Johannes said:

small audible reduction of 3 dB require a 50% reduction in sound

energy. ....

A doubling of absolute signal power represents an increase in dB of 3dB.

Reference

http://ccrma-www.stanford.edu/~oded/M151/decibels.html ,

but this is also generally known from any textbook. ....

This sounds correct, but you said in your earlier post:

"o A reduction of 10dB(A) is a 50% reduction in sound energy"

So you mixed up 'sound energy' with 'Percieved noise level' .

Strictly, as 3dB reduction corresponds to 50% reduction in sound energy,

....

It seems to me that JHH is mixing up two different "dB" units and is

also mixing up sound energy with sound intensity or power. JHH seems

to be using a Sound Power Level "dB" while he quotes someone who is

obviously using a Sound Pressure Level "dB". And sound energy seems

inappropriate here since we don't care about that and have no

reference energy to form a ratio with in the "dB" calculation. I

suspect that he meant sound power or intensity (power per unit area)

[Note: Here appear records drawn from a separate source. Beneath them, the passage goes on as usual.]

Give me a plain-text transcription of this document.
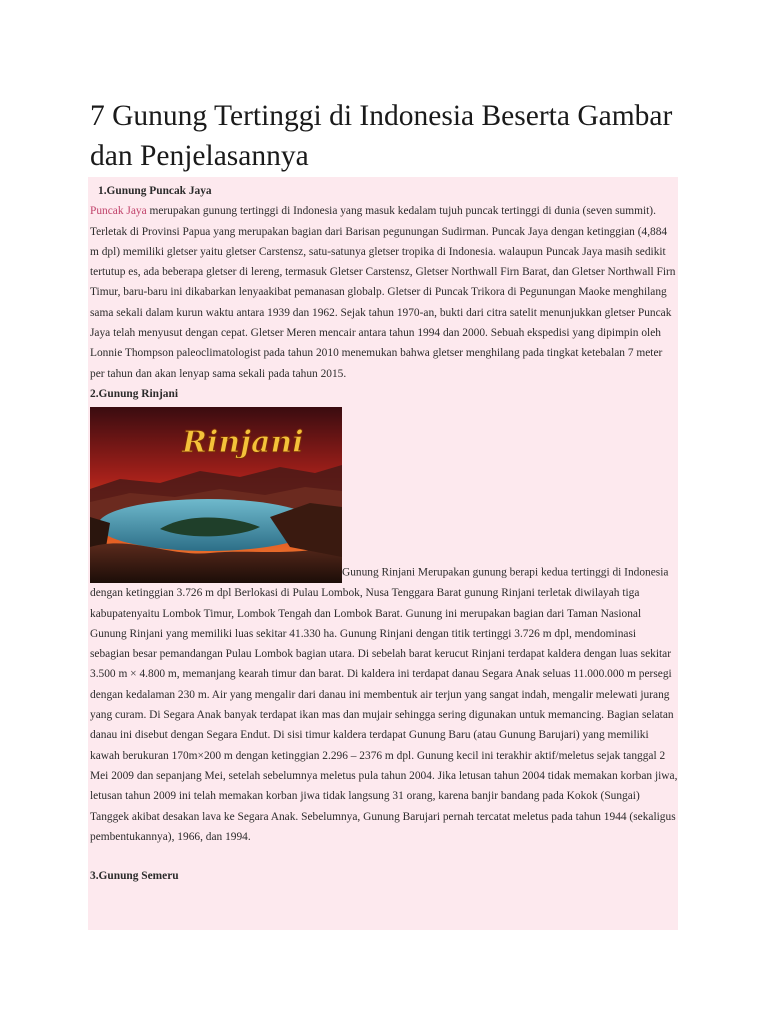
7 Gunung Tertinggi di Indonesia Beserta Gambar dan Penjelasannya

1.Gunung Puncak Jaya

Puncak Jaya merupakan gunung tertinggi di Indonesia yang masuk kedalam tujuh puncak tertinggi di dunia (seven summit). Terletak di Provinsi Papua yang merupakan bagian dari Barisan pegunungan Sudirman. Puncak Jaya dengan ketinggian (4,884 m dpl) memiliki gletser yaitu gletser Carstensz, satu-satunya gletser tropika di Indonesia. walaupun Puncak Jaya masih sedikit tertutup es, ada beberapa gletser di lereng, termasuk Gletser Carstensz, Gletser Northwall Firn Barat, dan Gletser Northwall Firn Timur, baru-baru ini dikabarkan lenyaakibat pemanasan globalp. Gletser di Puncak Trikora di Pegunungan Maoke menghilang sama sekali dalam kurun waktu antara 1939 dan 1962. Sejak tahun 1970-an, bukti dari citra satelit menunjukkan gletser Puncak Jaya telah menyusut dengan cepat. Gletser Meren mencair antara tahun 1994 dan 2000. Sebuah ekspedisi yang dipimpin oleh Lonnie Thompson paleoclimatologist pada tahun 2010 menemukan bahwa gletser menghilang pada tingkat ketebalan 7 meter per tahun dan akan lenyap sama sekali pada tahun 2015.

2.Gunung Rinjani

Rinjani
Gunung Rinjani Merupakan gunung berapi kedua tertinggi di Indonesia dengan ketinggian 3.726 m dpl Berlokasi di Pulau Lombok, Nusa Tenggara Barat gunung Rinjani terletak diwilayah tiga kabupatenyaitu Lombok Timur, Lombok Tengah dan Lombok Barat. Gunung ini merupakan bagian dari Taman Nasional Gunung Rinjani yang memiliki luas sekitar 41.330 ha. Gunung Rinjani dengan titik tertinggi 3.726 m dpl, mendominasi sebagian besar pemandangan Pulau Lombok bagian utara. Di sebelah barat kerucut Rinjani terdapat kaldera dengan luas sekitar 3.500 m × 4.800 m, memanjang kearah timur dan barat. Di kaldera ini terdapat danau Segara Anak seluas 11.000.000 m persegi dengan kedalaman 230 m. Air yang mengalir dari danau ini membentuk air terjun yang sangat indah, mengalir melewati jurang yang curam. Di Segara Anak banyak terdapat ikan mas dan mujair sehingga sering digunakan untuk memancing. Bagian selatan danau ini disebut dengan Segara Endut. Di sisi timur kaldera terdapat Gunung Baru (atau Gunung Barujari) yang memiliki kawah berukuran 170m×200 m dengan ketinggian 2.296 – 2376 m dpl. Gunung kecil ini terakhir aktif/meletus sejak tanggal 2 Mei 2009 dan sepanjang Mei, setelah sebelumnya meletus pula tahun 2004. Jika letusan tahun 2004 tidak memakan korban jiwa, letusan tahun 2009 ini telah memakan korban jiwa tidak langsung 31 orang, karena banjir bandang pada Kokok (Sungai) Tanggek akibat desakan lava ke Segara Anak. Sebelumnya, Gunung Barujari pernah tercatat meletus pada tahun 1944 (sekaligus pembentukannya), 1966, dan 1994.

3.Gunung Semeru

which both have the 50% = 3 dB characteristic.

The unit "dBA" (AKA "dB(A)") always (AFAIK) corresponds to something

called a Sound Pressure Level (SPL), which is neither an energy or a

power or even a sound pressure; it is a non-linear function of an

average (RMS) sound pressure, based on one definition of "Bel" (the

common (base 10) logarithm of the ratio of a power and a reference

power). Since (see Note 1) the power transmitted by a pressure wave

(through a fixed area?) is proportional to the square of the RMS

pressure (i.e., it's proportional to the average of the square of the

pressure), we have

SPL = 10 * log( Power1/Power0 )

= 10 * log( (k*Pressure1^2)/(k*Pressure0^2) )

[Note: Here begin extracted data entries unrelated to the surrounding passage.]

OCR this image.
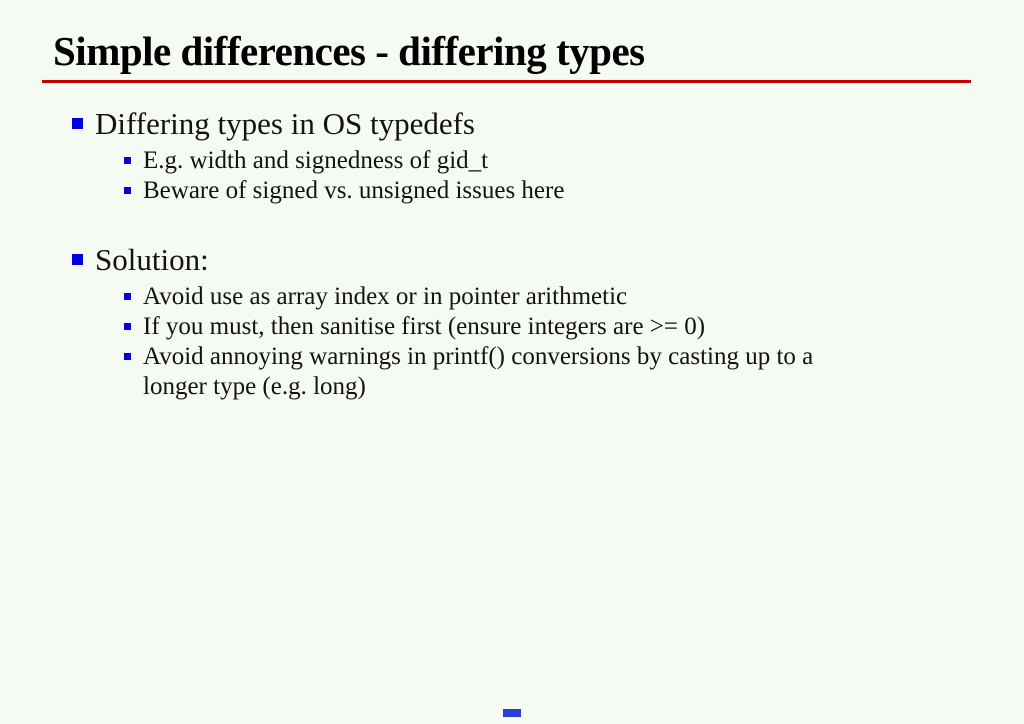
Simple differences - differing types
Differing types in OS typedefs
E.g. width and signedness of gid_t
Beware of signed vs. unsigned issues here
Solution:
Avoid use as array index or in pointer arithmetic
If you must, then sanitise first (ensure integers are >= 0)
Avoid annoying warnings in printf() conversions by casting up to a longer type (e.g. long)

= 20 * log( Pressure1/Pressure0 )

where the pressures are measured at a standard distance. SPL is

favored because it is easily measured with a calibrated microphone.

(See Note 2.)

(The following all assumes a omni-directional (AKA isotropic) source

of sound in free air; a source transmitting constant power.)

From the above plus some even more basic physics, one can see that

doubling the distance quarters the power through a fixed area, which

can be expressed as a power (per unit area) reduction of 6 dB or (from

the above equations) a SPL reduction of 6 dBA. Note that for a

circular sound dispersal pattern (a disk), these figures are 3 dB and

3 dbA and for an (imaginary) linear "dispersal" pattern, they are 0 db

and 0 dBA.

I think that the doubling/halfing one's distance from an isotropic

sound source in free air should *define* the meaning of "half/twice as

loud", but it seem that sound experts have agreed that these terms

should be associated with a SPL change of 10 dBA, based (foolishly,

IMO) on what "half/twice as loud" meant to some experimental subjects,

approximately.

Note 1:

I've not seen a good discussion of the reason, but it apparently

stems from the fact that the power of a pressure wave is proportional

to the square of the maximum displacements of the air molecules which

is proportional to the maximum pressure. (I suspect that this is

because an increase in displacement causes an increase in the force

required to compress the air (F = k * D), so the work done, W = F * D

= k * D * D = k * D^2, where k is some constant.)

Note 2:

The "A" in "dBA" implies that the frequency response of the microphone

which measures pressure is roughly that of a human ear, so that

inaudible sounds are ignored, roughly speaking. It should also imply

that the measurement is made 3 feet from the source in a particular

test enclosure per some ANSI standard, but fan makers often use 1

meter from a source suspended by springs in an anechoic chamber

because it gives them better numbers. The 3ft/1m difference is about

0.8 dB and the suspension avoids enclosure vibrations.